C’est sur cette base[27] que l’Assemblée générale entérine, en 2005, la responsabilité de protéger, sous une définition très différente de celle de 2001. Effectivement, après des négociations difficiles, le Document final du Sommet de 2005 consacre de manière très classique la responsabilité de protéger au sein de ses paragraphes 138 et 139.
Quel rôle jouent les Etats ? Cette doctrine est-elle nouvelle ?
L’Etat comme précédemment évoqué, est en effet le premier responsable au niveau national en termes de protection des individus vivant sur son territoire. La responsabilité de protéger exige de chaque État qu’il protège « les populations contre le génocide, les crimes de guerre, les crimes contre l’humanité et le nettoyage ethnique, ainsi que contre les incitations à les commettre »[28]. Toutefois, le Secrétaire général de l’ONU, les États membres et la doctrine s’accordent sur le fait qu’elle ne confère aucune obligation juridique nouvelle. La responsabilité de protéger est, en ce sens, « peu innovante ». BAN KI-MOON soutient dans son rapport de 2009 que :
« les obligations des États (…) sont fermement ancrées dans le droit international conventionnel et coutumier » ; elles découlent d’ « obligations juridiques préexistantes et permanentes des États, et non pas seulement de la formulation et de l’acceptation relativement récentes de la responsabilité de protéger »[29]. Cet avis est également soutenu par de nombreux auteurs qui rappellent le droit conventionnel et coutumier en vigueur[30].
La responsabilité de protéger ne procède donc pas d’une idée nouvelle au contraire, elle repose sur des obligations fermement ancrées en droit international[31].
Et le conseil de sécurité alors ?
Cet organe principal de l’ONU joue un rôle non négligeable. En effet, la responsabilité de protéger est un concept double : la responsabilité principale de protection est à charge des États et la société internationale fait figure de caution. Ainsi, « si un État n’assure manifestement pas la protection de ses populations, la communauté internationale doit être prête à mener une action collective destinée à protéger ces populations, conformément à la Charte des Nations-Unies »[32].

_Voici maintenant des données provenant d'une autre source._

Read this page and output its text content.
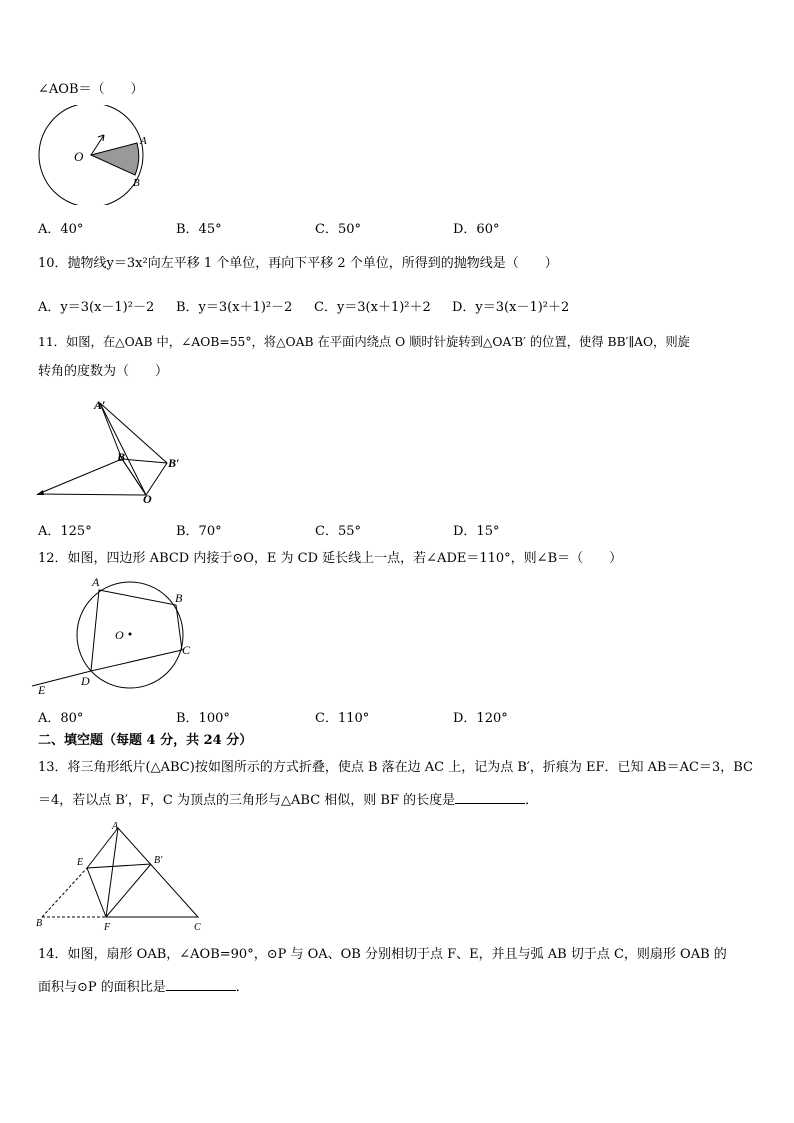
∠AOB＝（　　）
O
A
B
A．40°	B．45°	C．50°	D．60°
10．抛物线y＝3x²向左平移 1 个单位，再向下平移 2 个单位，所得到的抛物线是（　　）
A．y＝3(x－1)²－2 B．y＝3(x＋1)²－2 C．y＝3(x＋1)²＋2 D．y＝3(x－1)²＋2
11．如图，在△OAB 中，∠AOB=55°，将△OAB 在平面内绕点 O 顺时针旋转到△OA′B′ 的位置，使得 BB′∥AO，则旋
转角的度数为（　　）
A′
B	B′
O
A．125°	B．70°	C．55°	D．15°
12．如图，四边形 ABCD 内接于⊙O，E 为 CD 延长线上一点，若∠ADE＝110°，则∠B＝（　　）
A
B
C
D
E
O
A．80°	B．100°	C．110°	D．120°
二、填空题（每题 4 分，共 24 分）
13．将三角形纸片(△ABC)按如图所示的方式折叠，使点 B 落在边 AC 上，记为点 B′，折痕为 EF．已知 AB＝AC＝3，BC
＝4，若以点 B′，F，C 为顶点的三角形与△ABC 相似，则 BF 的长度是	．
A
E	B′
B	F	C
14．如图，扇形 OAB，∠AOB=90°，⊙P 与 OA、OB 分别相切于点 F、E，并且与弧 AB 切于点 C，则扇形 OAB 的
面积与⊙P 的面积比是	．
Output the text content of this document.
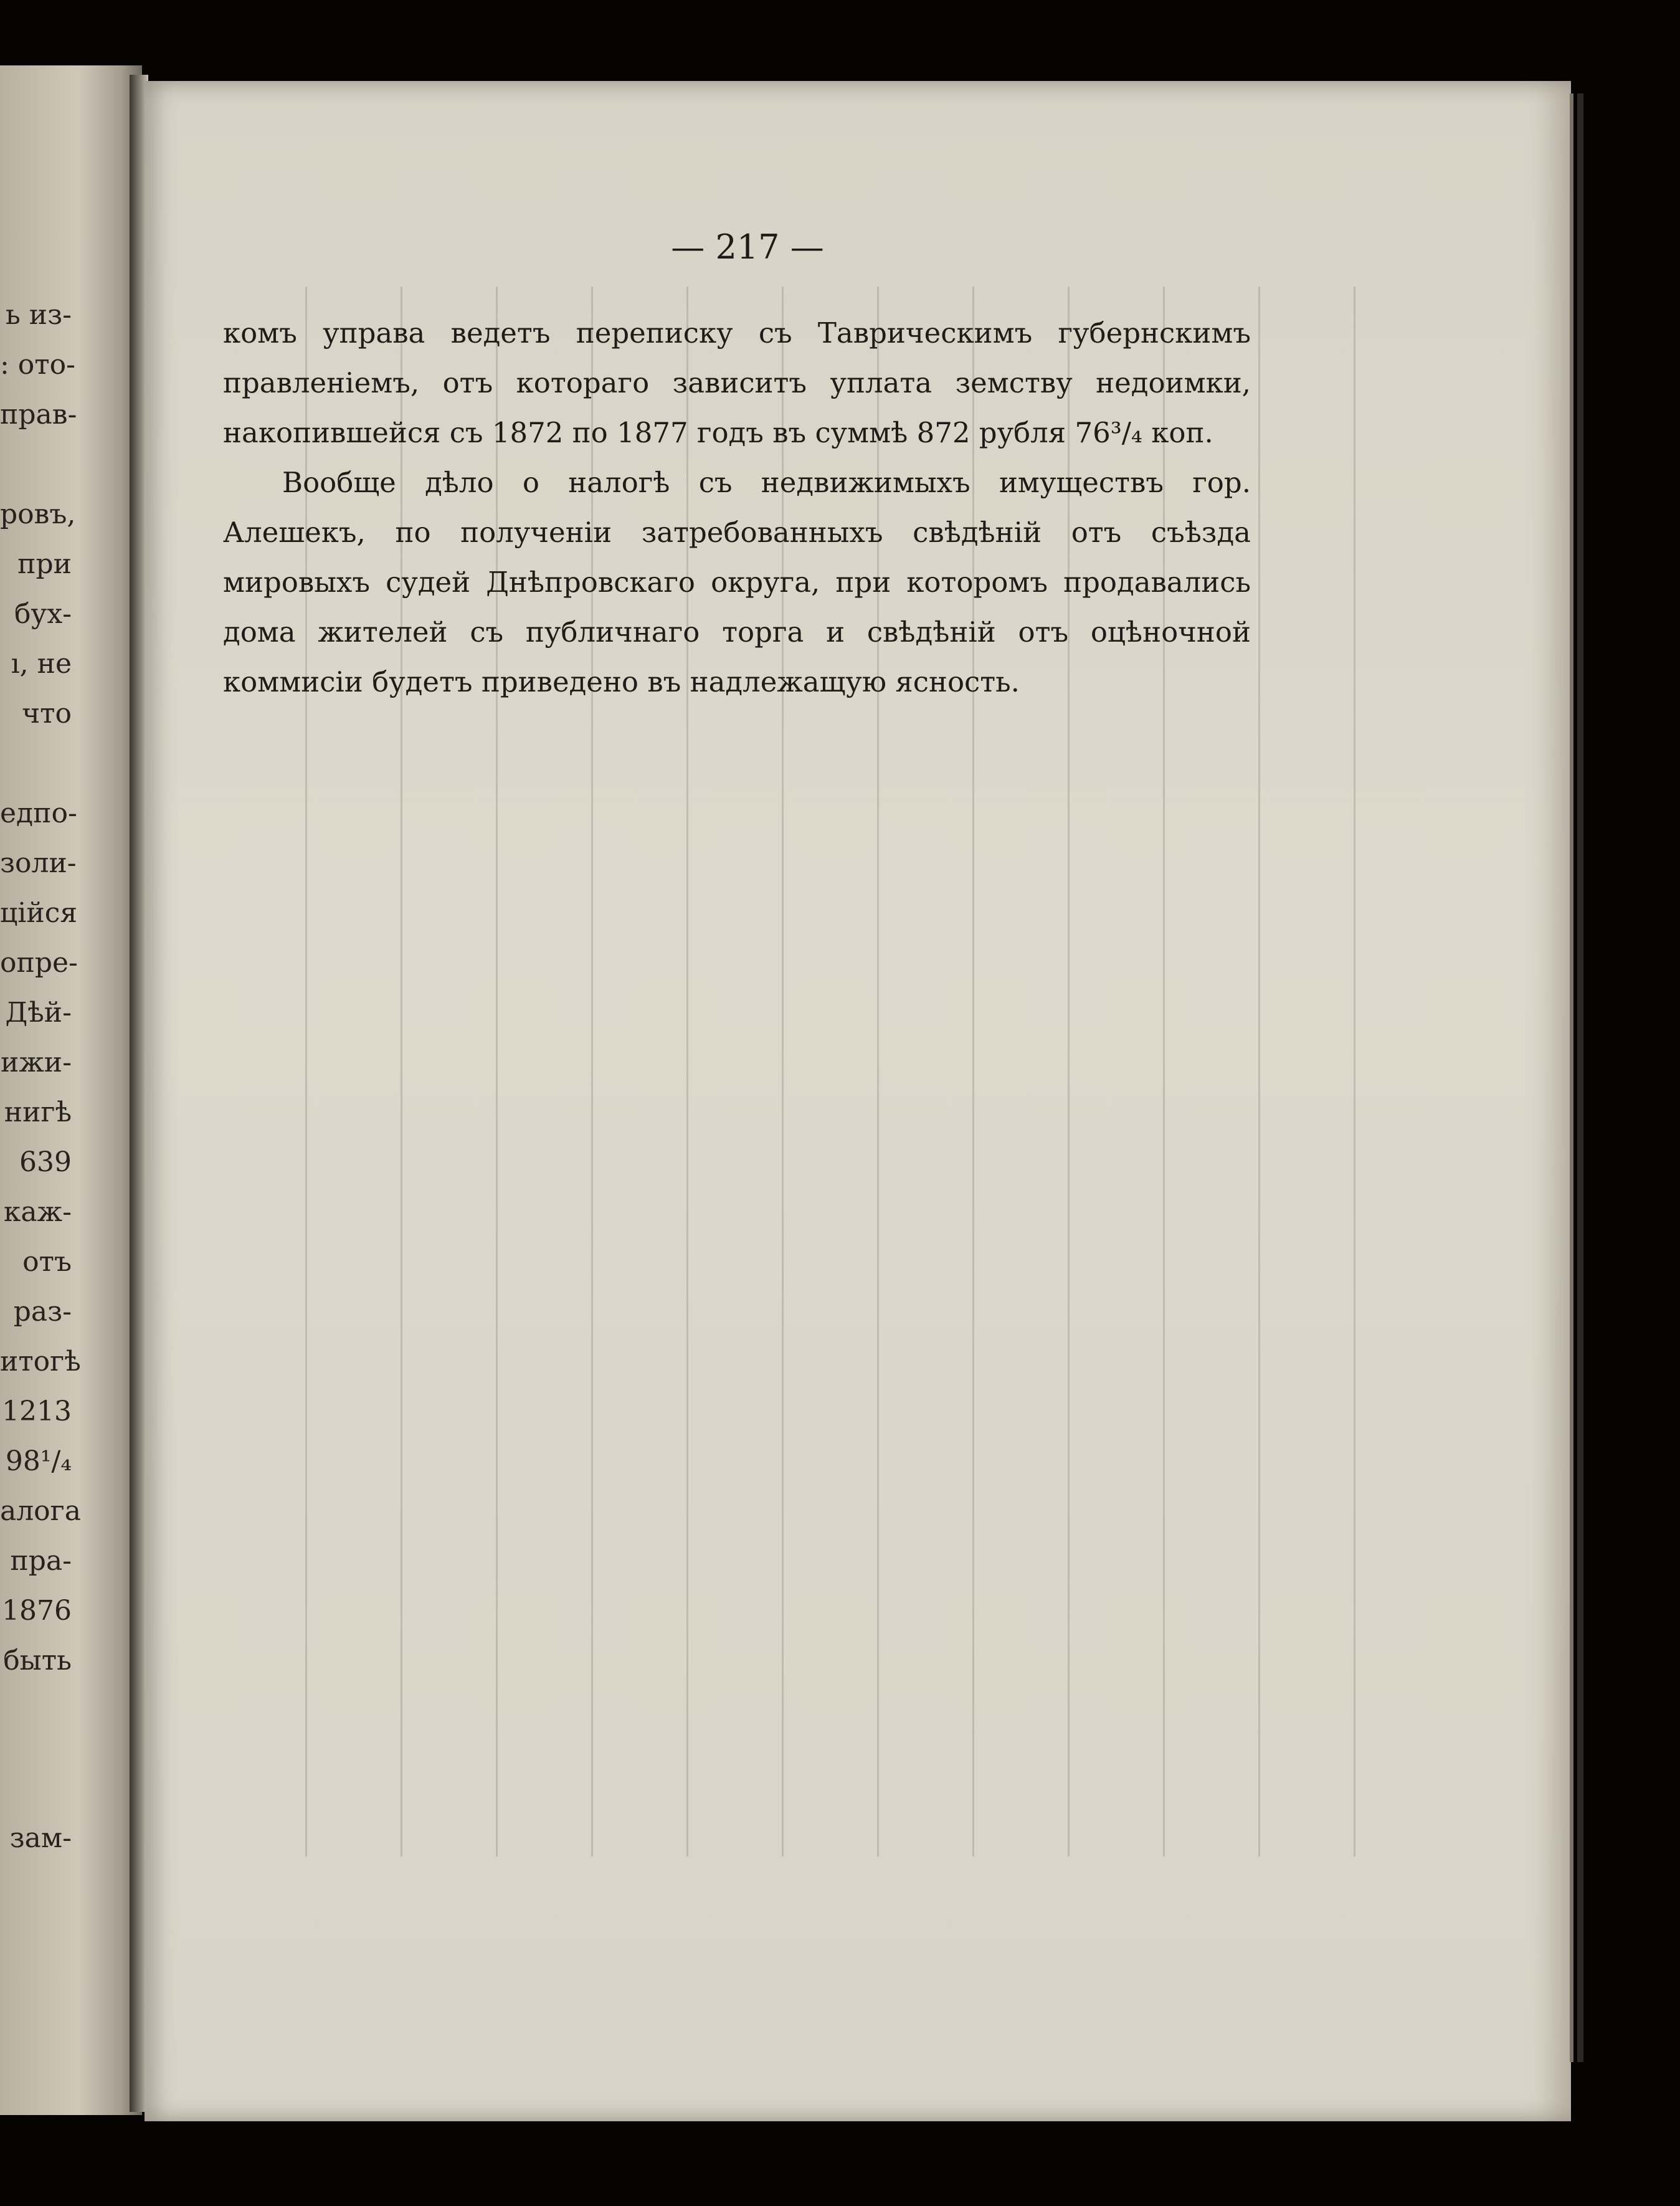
ь из-
: ото-
прав-
ровъ,
при
бух-
ı, не
что
едпо-
золи-
ційся
опре-
Дѣй-
ижи-
нигѣ
639
каж-
отъ
раз-
итогѣ
1213
98¹/₄
алога
пра-
1876
быть
зам-
— 217 —

комъ управа ведетъ переписку съ Таврическимъ губернскимъ правленіемъ, отъ котораго зависитъ уплата земству недоимки, накопившейся съ 1872 по 1877 годъ въ суммѣ 872 рубля 76³/₄ коп.

Вообще дѣло о налогѣ съ недвижимыхъ имуществъ гор. Алешекъ, по полученіи затребованныхъ свѣдѣній отъ съѣзда мировыхъ судей Днѣпровскаго округа, при которомъ продавались дома жителей съ публичнаго торга и свѣдѣній отъ оцѣночной коммисіи будетъ приведено въ надлежащую ясность.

Dans son rapport de 2005, KOFI ANNAN écrivait que « le Conseil de sécurité peut être contraint de décider de prendre des mesures en vertu de la Charte, notamment, si besoin est, des mesures coercitives »[33]. Il partageait ce point de vue avec certains pays, comme la Suède. Face à ces divergences, l’Assemblée générale trouva, finalement, un compromis en modifiant le texte. Elle changea « la responsabilité collective des États de mener une action » en « nous seront prêts à mener en temps voulu une action collective »[34]. Toutefois, la plupart des États considéraient que le Conseil de sécurité avait une simple obligation morale, une responsabilité éthique[35]. Même si les dispositions la Convention sur le génocide laissent entendre que le conseil de sécurité à une responsabilité de réaction rapide dans certaines situations[36].
Par ailleurs, le concept de la responsabilité de protéger est également présent en dehors du cadre des Nations-Unies. Il est notamment consacré au sein de l’article 4, h) de l’Acte Constitutif de l’Union africaine[37]. La responsabilité de protéger dans la mesure où elle vise la protection des populations recoupe aussi le champ d’actions de nombreuses organisations non gouvernementales engagées dans la défense des droits de l’homme notamment la société civile.
Quelles critiques du principe ?
La responsabilité de protéger prône que lorsque l'Etat ne s'acquitte pas de sa responsabilité de protéger ses populations, une intervention de la communauté internationale à travers l'ONU s’impose. Cette intervention ou ingérence humanitaire n'est pas cependant, considérée comme une bonne pratique par certains Etats. La principale contestation à cette ingérence vient de ce qu'elle serait contraire au respect de la souveraineté, de l'intégrité territoriale, et au principe de non-ingérence[38] dans les affaires intérieures d'un Etat. Ce qui lui a valu en octobre 2010 d'être traité de notion vague et controversée, par le représentant de la république islamique d'Iran, à l'Assemblée générale des Nations Unies. Même si la souveraineté n’a jamais été absolue. Déjà au XIXe siècle, l’« intervention d’humanité » autorise l’intervention militaire aux fins de protection des populations[39].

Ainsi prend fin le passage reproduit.